La maggior parte dei giocatori raggiunge il limite di energia al terzo giorno e assume immediatamente che il gioco sia rotto o pay-to-win. Capisco. Sei a metà raccolto, lo zaino è pieno e il gioco ti ferma. Fa male. Sembra intenzionale.


È intenzionale. Questo è in realtà il punto.


I limiti di energia e gli zaini sono meccanismi di throttling. Controllano quanto velocemente le risorse entrano nell'economia. Senza di essi, i giocatori con più tempo dominerebbero semplicemente la produzione, allagherebbero il mercato e collasserebbero i prezzi in meno di sei settimane. Abbiamo visto questo accadere in praticamente ogni gioco Web3 lanciato senza controlli sulla produzione.

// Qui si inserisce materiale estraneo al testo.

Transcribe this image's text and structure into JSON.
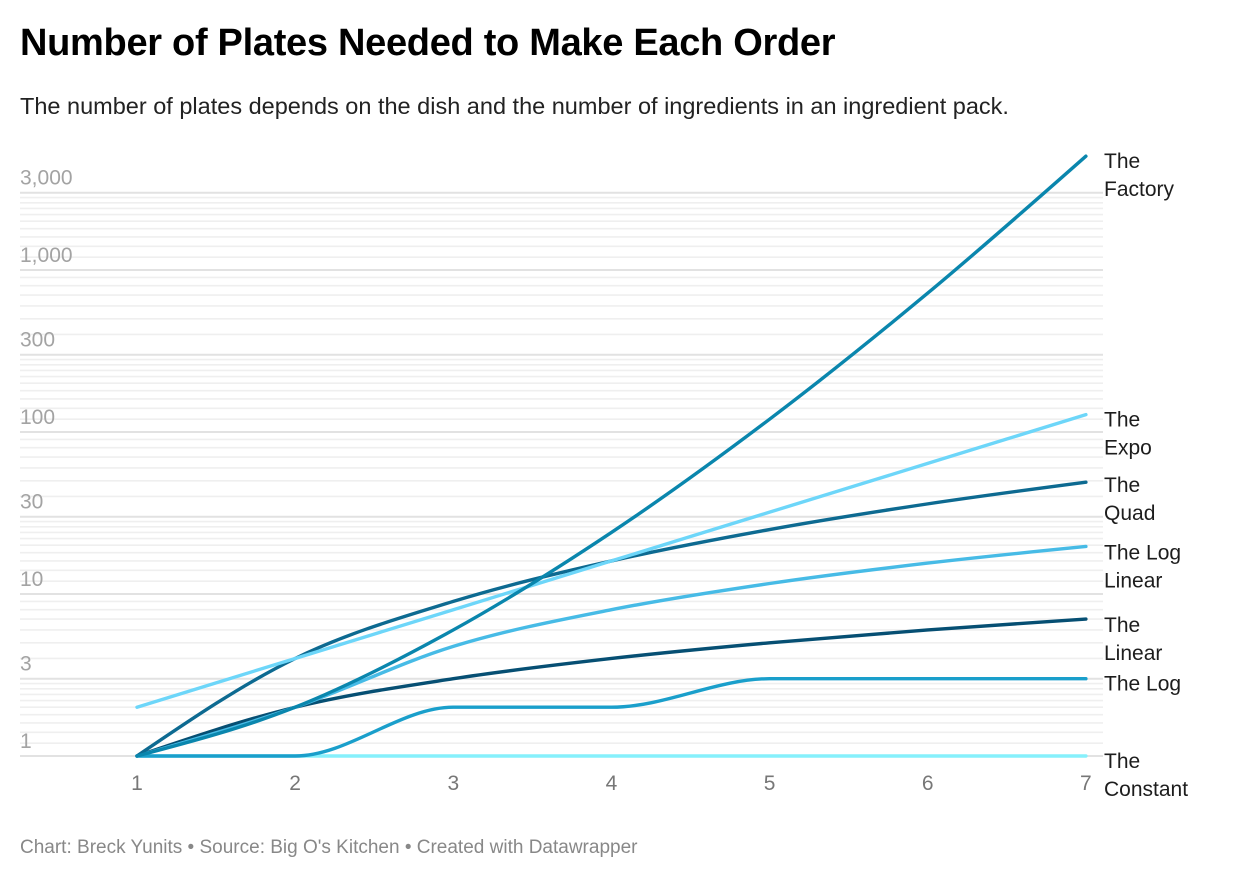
{
  "header": {
    "title": "Number of Plates Needed to Make Each Order",
    "subtitle": "The number of plates depends on the dish and the number of ingredients in an ingredient pack."
  },
  "footer": {
    "text": "Chart: Breck Yunits • Source: Big O's Kitchen • Created with Datawrapper"
  },
  "chart_data": {
    "type": "line",
    "title": "Number of Plates Needed to Make Each Order",
    "subtitle": "The number of plates depends on the dish and the number of ingredients in an ingredient pack.",
    "xlabel": "",
    "ylabel": "",
    "y_scale": "log",
    "ylim": [
      1,
      5040
    ],
    "xlim": [
      1,
      7
    ],
    "grid": true,
    "legend": "direct labels at right end of lines",
    "x": [
      1,
      2,
      3,
      4,
      5,
      6,
      7
    ],
    "x_ticks": [
      "1",
      "2",
      "3",
      "4",
      "5",
      "6",
      "7"
    ],
    "y_ticks": [
      {
        "value": 1,
        "label": "1"
      },
      {
        "value": 3,
        "label": "3"
      },
      {
        "value": 10,
        "label": "10"
      },
      {
        "value": 30,
        "label": "30"
      },
      {
        "value": 100,
        "label": "100"
      },
      {
        "value": 300,
        "label": "300"
      },
      {
        "value": 1000,
        "label": "1,000"
      },
      {
        "value": 3000,
        "label": "3,000"
      }
    ],
    "series": [
      {
        "name": "The Factory",
        "label_lines": [
          "The",
          "Factory"
        ],
        "color": "#0a86ad",
        "values": [
          1,
          2,
          6,
          24,
          120,
          720,
          5040
        ]
      },
      {
        "name": "The Expo",
        "label_lines": [
          "The",
          "Expo"
        ],
        "color": "#6dd6f9",
        "values": [
          2,
          4,
          8,
          16,
          32,
          64,
          128
        ]
      },
      {
        "name": "The Quad",
        "label_lines": [
          "The",
          "Quad"
        ],
        "color": "#0d6a91",
        "values": [
          1,
          4,
          9,
          16,
          25,
          36,
          49
        ]
      },
      {
        "name": "The Log Linear",
        "label_lines": [
          "The Log",
          "Linear"
        ],
        "color": "#47bbe6",
        "values": [
          1,
          2,
          4.75,
          8,
          11.61,
          15.51,
          19.65
        ]
      },
      {
        "name": "The Linear",
        "label_lines": [
          "The",
          "Linear"
        ],
        "color": "#064f73",
        "values": [
          1,
          2,
          3,
          4,
          5,
          6,
          7
        ]
      },
      {
        "name": "The Log",
        "label_lines": [
          "The Log"
        ],
        "color": "#1a9fcb",
        "values": [
          1,
          1,
          2,
          2,
          3,
          3,
          3
        ]
      },
      {
        "name": "The Constant",
        "label_lines": [
          "The",
          "Constant"
        ],
        "color": "#86f0fc",
        "values": [
          1,
          1,
          1,
          1,
          1,
          1,
          1
        ]
      }
    ]
  }
}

SLP di Axie. Ogni token alimentare in ogni gioco di farming che non ha limitato la produzione. Il modello è sempre lo stesso.


Quello che Pixels ha fatto in modo diverso è incorporare l'attrito nel loop principale invece di aggiungerlo in seguito. I proprietari terrieri ottengono un throughput migliore. I contadini senza terra ottengono abbastanza per partecipare ma non abbastanza per estrarre all'infinito. È un sistema di output a livelli travestito da gameplay.

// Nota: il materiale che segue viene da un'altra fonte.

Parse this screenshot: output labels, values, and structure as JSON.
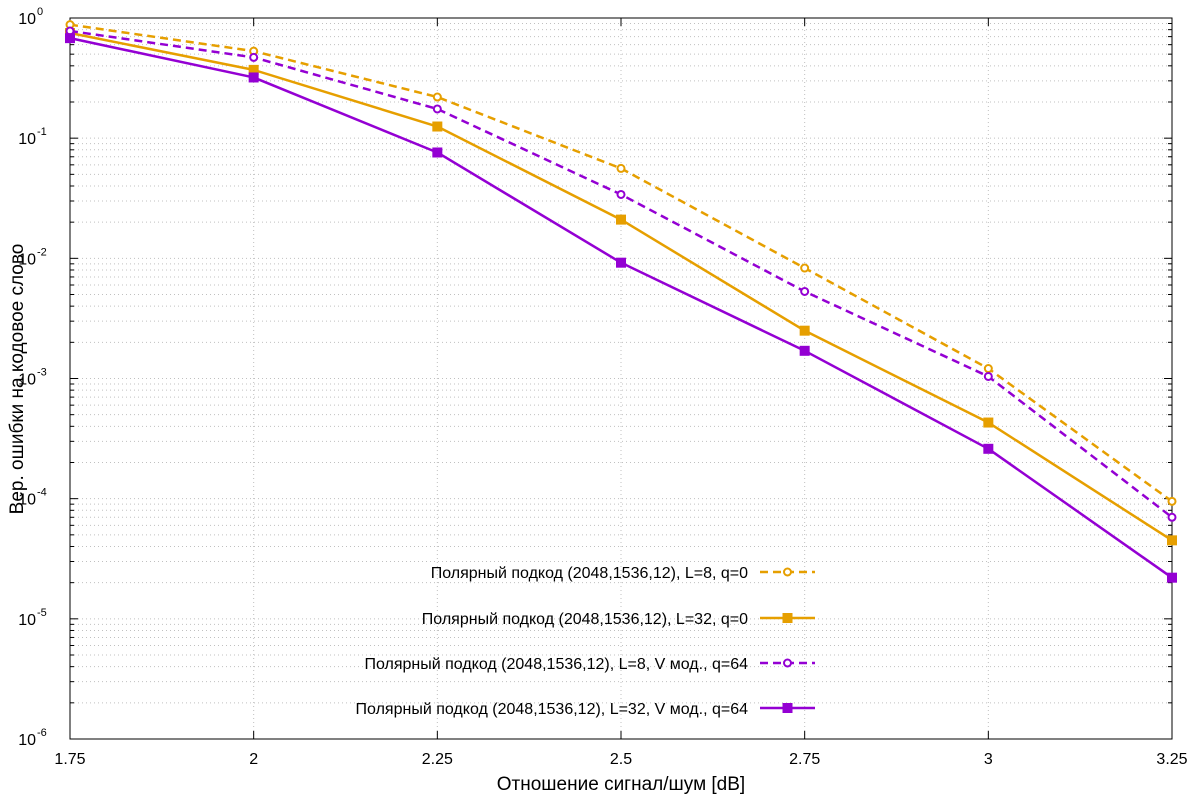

Ora, qui le cose si complicano. È sfruttativo? Potresti sostenere di sì. Il cap crea scarsità artificiale che spinge i giocatori verso aggiornamenti premium o acquisti di terra. La pressione di monetizzazione è reale e non si nasconde.


Ma ecco la mia opinione onesta. Questa è davvero la versione più trasparente di economia di gioco sostenibile che chiunque abbia lanciato in Web3. I giochi tradizionali nascondono la loro monetizzazione dietro loot boxes e battle passes. Pixels ti dice semplicemente che la tua produzione è limitata e ecco cosa rimuove quel limite. Non è sfruttamento. È un contratto economico leggibile.


La vera domanda è se il cap si scala equamente man mano che la base di giocatori cresce. Al momento il soffitto energetico sembra statico mentre l'economia di gioco continua ad espandersi. Se Pixels non aggiusta i limiti di throughput insieme alla crescita economica, l'attrito smette di essere una caratteristica e inizia a diventare un muro.


Il design è onesto. L'esecuzione ha ancora bisogno di lavoro.


Per quanto riguarda la governance specificamente, questo problema di attrito rivela qualcosa di più grande. I proprietari terrieri, i contadini senza terra e i detentori di token sono tutti economicamente influenzati dai limiti di output in modi completamente diversi. Ma sono tutti stipati nello stesso meccanismo di voto sui token quando vengono prese decisioni su quei limiti. Un proprietario terriero che vota sui limiti energetici non è lo stesso stakeholder di un contadino senza terra che vota sulla stessa cosa. I loro interessi sono strutturalmente opposti.


Quello che deve cambiare sono le camere di governance separate. I proprietari terrieri dovrebbero governare parametri legati alla terra come i tassi di resa dei lotti e l'espansione della terra. I contadini senza terra dovrebbero avere un input diretto sulle soglie di accesso free-to-play e sui pavimenti energetici giornalieri. I detentori di token governano l'allocazione del tesoro e la tokenomica. Stesso protocollo, tre domini decisionali distinti, zero sovrapposizione.

In questo momento tutti competono per il peso all'interno di un meccanismo e chi detiene il maggior numero di token vince ogni volta. Questo non è governance della comunità. È solo governance del capitale con passaggi aggiuntivi.